Lundi dernier, en Syrie, Hovsep Petoyan et son père Abraham Petoyan, tous deux prêtres*, étaient en route pour se rendre dans une église de la province de Deir-Ezzor quand des assaillants ont tiré sur leur voiture. Ils ont tous les deux été tués et le diacre qui les accompagnait, Fadi Sano, a été blessé. Le double meurtre a été revendiqué par le groupe État Islamique.

Hovsep Petoyan faisait partie de l'Église catholique arménienne de la ville de Qamichli, dans le Nord-Est de la Syrie. 

Le même jour, dans cette même ville de Qamichli où vivent des milliers de chrétiens, trois véhicules piégés ont explosé. Les attentats ont eu lieu à proximité d'une école, d'un marché et d'un café, laissant les habitants dans la crainte de nouvelles attaques. 
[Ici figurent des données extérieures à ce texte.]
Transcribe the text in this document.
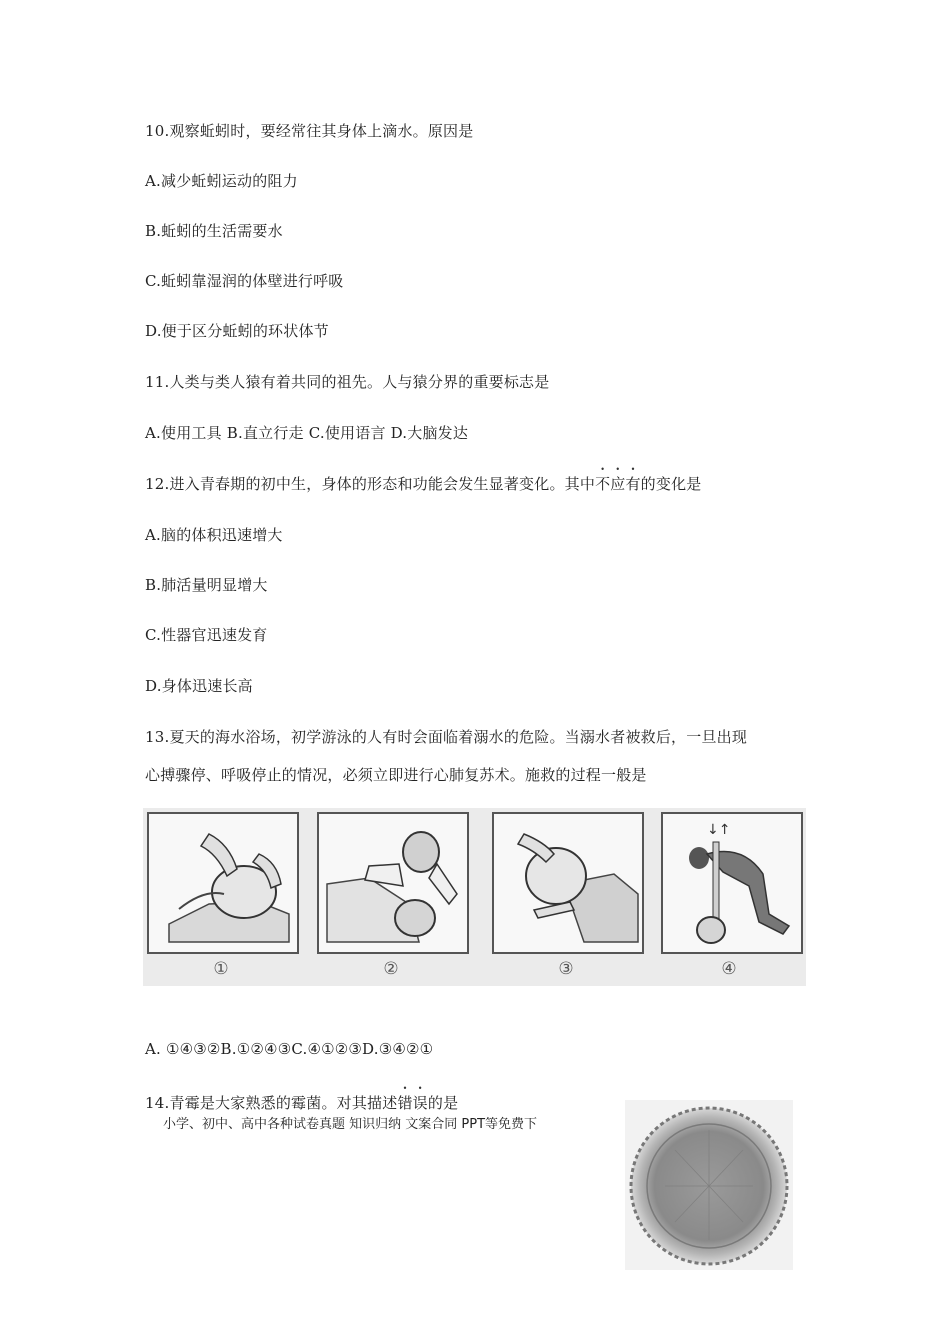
10.观察蚯蚓时，要经常往其身体上滴水。原因是
A.减少蚯蚓运动的阻力
B.蚯蚓的生活需要水
C.蚯蚓靠湿润的体壁进行呼吸
D.便于区分蚯蚓的环状体节
11.人类与类人猿有着共同的祖先。人与猿分界的重要标志是
A.使用工具 B.直立行走 C.使用语言 D.大脑发达
12.进入青春期的初中生，身体的形态和功能会发生显著变化。其中不应有的变化是
A.脑的体积迅速增大
B.肺活量明显增大
C.性器官迅速发育
D.身体迅速长高
13.夏天的海水浴场，初学游泳的人有时会面临着溺水的危险。当溺水者被救后，一旦出现
心搏骤停、呼吸停止的情况，必须立即进行心肺复苏术。施救的过程一般是
↓↑
①	②	③	④
A. ①④③②B.①②④③C.④①②③D.③④②①
14.青霉是大家熟悉的霉菌。对其描述错误的是
小学、初中、高中各种试卷真题 知识归纳 文案合同 PPT等免费下
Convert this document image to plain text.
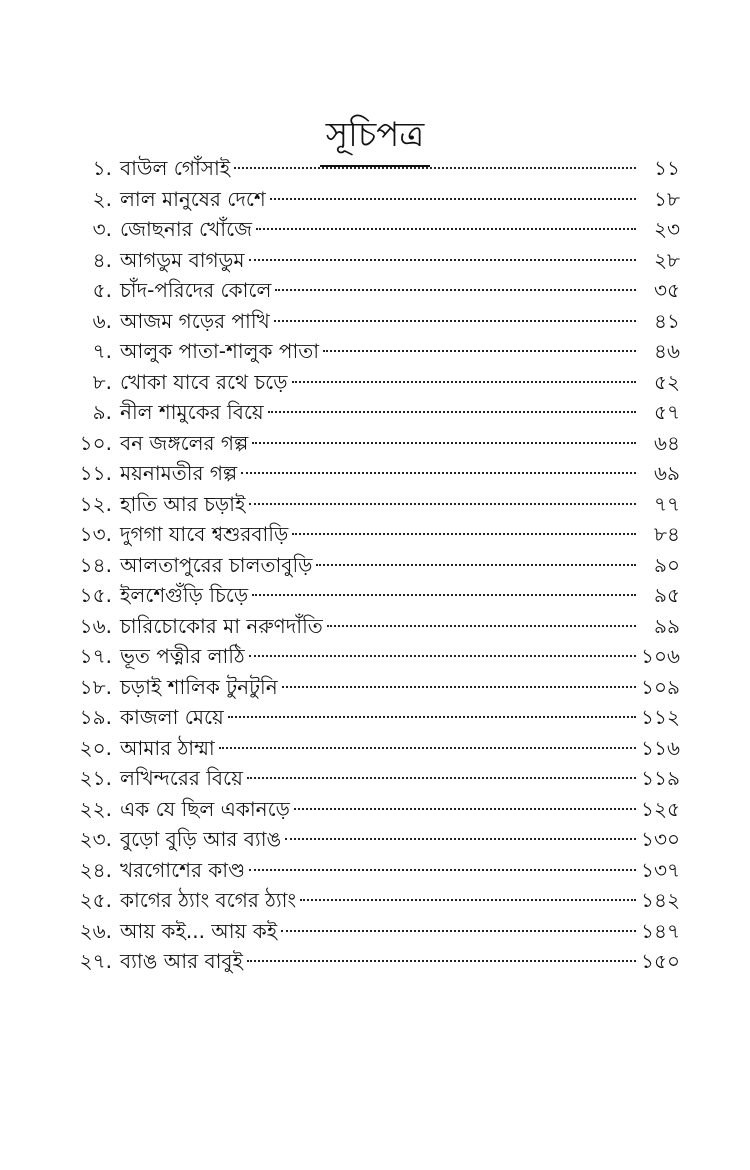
সূচিপত্র
১. বাউল গোঁসাই	১১
২. লাল মানুষের দেশে	১৮
৩. জোছনার খোঁজে	২৩
৪. আগডুম বাগডুম	২৮
৫. চাঁদ-পরিদের কোলে	৩৫
৬. আজম গড়ের পাখি	৪১
৭. আলুক পাতা-শালুক পাতা	৪৬
৮. খোকা যাবে রথে চড়ে	৫২
৯. নীল শামুকের বিয়ে	৫৭
১০. বন জঙ্গলের গল্প	৬৪
১১. ময়নামতীর গল্প	৬৯
১২. হাতি আর চড়াই	৭৭
১৩. দুগগা যাবে শ্বশুরবাড়ি	৮৪
১৪. আলতাপুরের চালতাবুড়ি	৯০
১৫. ইলশেগুঁড়ি চিড়ে	৯৫
১৬. চারিচোকোর মা নরুণদাঁতি	৯৯
১৭. ভূত পত্নীর লাঠি	১০৬
১৮. চড়াই শালিক টুনটুনি	১০৯
১৯. কাজলা মেয়ে	১১২
২০. আমার ঠাম্মা	১১৬
২১. লখিন্দরের বিয়ে	১১৯
২২. এক যে ছিল একানড়ে	১২৫
২৩. বুড়ো বুড়ি আর ব্যাঙ	১৩০
২৪. খরগোশের কাণ্ড	১৩৭
২৫. কাগের ঠ্যাং বগের ঠ্যাং	১৪২
২৬. আয় কই... আয় কই	১৪৭
২৭. ব্যাঙ আর বাবুই	১৫০
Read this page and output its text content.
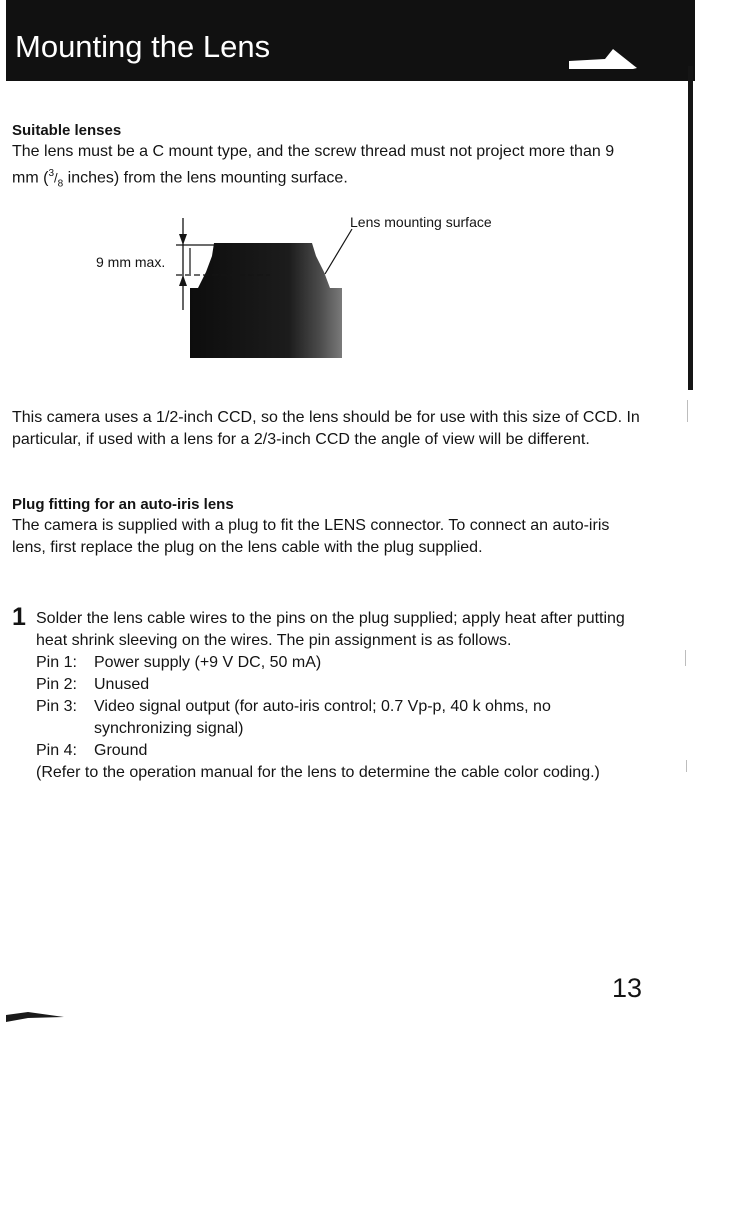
Mounting the Lens
Suitable lenses

The lens must be a C mount type, and the screw thread must not project more than 9 mm ($^3/_8$ inches) from the lens mounting surface.

9 mm max.
Lens mounting surface

This camera uses a 1/2-inch CCD, so the lens should be for use with this size of CCD. In particular, if used with a lens for a 2/3-inch CCD the angle of view will be different.

Plug fitting for an auto-iris lens

The camera is supplied with a plug to fit the LENS connector. To connect an auto-iris lens, first replace the plug on the lens cable with the plug supplied.

1 Solder the lens cable wires to the pins on the plug supplied; apply heat after putting heat shrink sleeving on the wires. The pin assignment is as follows.

Pin 1:	Power supply (+9 V DC, 50 mA)
Pin 2:	Unused
Pin 3:	Video signal output (for auto-iris control; 0.7 Vp-p, 40 k ohms, no synchronizing signal)
Pin 4:	Ground

(Refer to the operation manual for the lens to determine the cable color coding.)

13
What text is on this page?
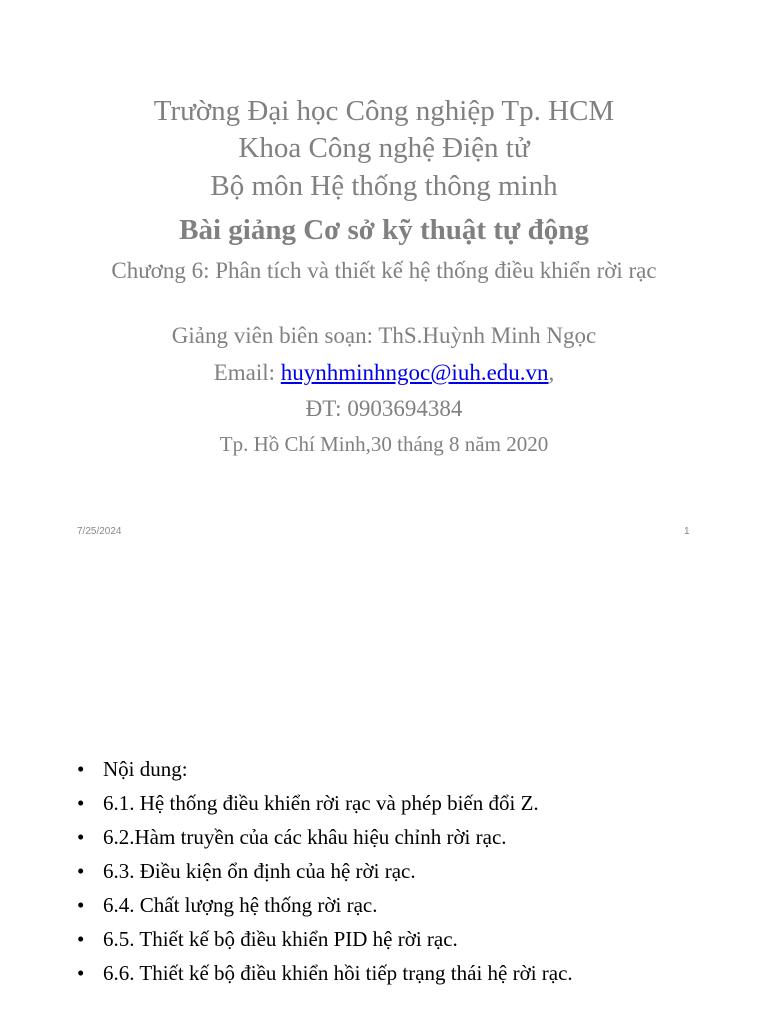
Trường Đại học Công nghiệp Tp. HCM
Khoa Công nghệ Điện tử
Bộ môn Hệ thống thông minh
Bài giảng Cơ sở kỹ thuật tự động
Chương 6: Phân tích và thiết kế hệ thống điều khiển rời rạc
Giảng viên biên soạn: ThS.Huỳnh Minh Ngọc
Email: huynhminhngoc@iuh.edu.vn,
ĐT: 0903694384
Tp. Hồ Chí Minh,30 tháng 8 năm 2020
7/25/2024	1
• Nội dung:
• 6.1. Hệ thống điều khiển rời rạc và phép biến đổi Z.
• 6.2.Hàm truyền của các khâu hiệu chỉnh rời rạc.
• 6.3. Điều kiện ổn định của hệ rời rạc.
• 6.4. Chất lượng hệ thống rời rạc.
• 6.5. Thiết kế bộ điều khiển PID hệ rời rạc.
• 6.6. Thiết kế bộ điều khiển hồi tiếp trạng thái hệ rời rạc.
Être chrétien, c'est être en danger

La situation est dangereuse pour les chrétiens dans cette ville et dans d'autres villes du Nord de la Syrie depuis les offensives menées par l'armée turque. Ishak Bassam, président du Conseil National des Syriaques en Syrie, raconte comment les chrétiens arméniens et syriaques sont constamment confrontés aux intimidations et autres violations de leurs droits. À Ras-Al-Ayn, les forces proturques empêchent les chrétiens de se rendre sur leurs terres et d'y récolter le coton, qui est leur principale source de revenu. Les chrétiens vivent dans la peur, sont privés de ressources et ils finissent par se demander s'ils doivent rester dans une région tombée aux mains des islamistes. 

Vers une nouvelle Constitution? 

Mais la situation peut encore changer. Actuellement, 45 représentants du gouvernement, de l'opposition et de la société civile sont réunis à Genève pour rédiger une nouvelle constitution pour le pays. Geir Pedersen, l'émissaire de l'ONU qui préside à ces pourparlers espère qu'ils déboucheront sur des réformes, des élections voire des accords de paix. «Après 8 ans de guerre, de profondes divergences et beaucoup de défiance, c'était impressionnant de voir les représentants des différentes parties se traiter avec respect et se parler.»

*Les prêtres peuvent se marier au sein de l'Église catholique arménienne.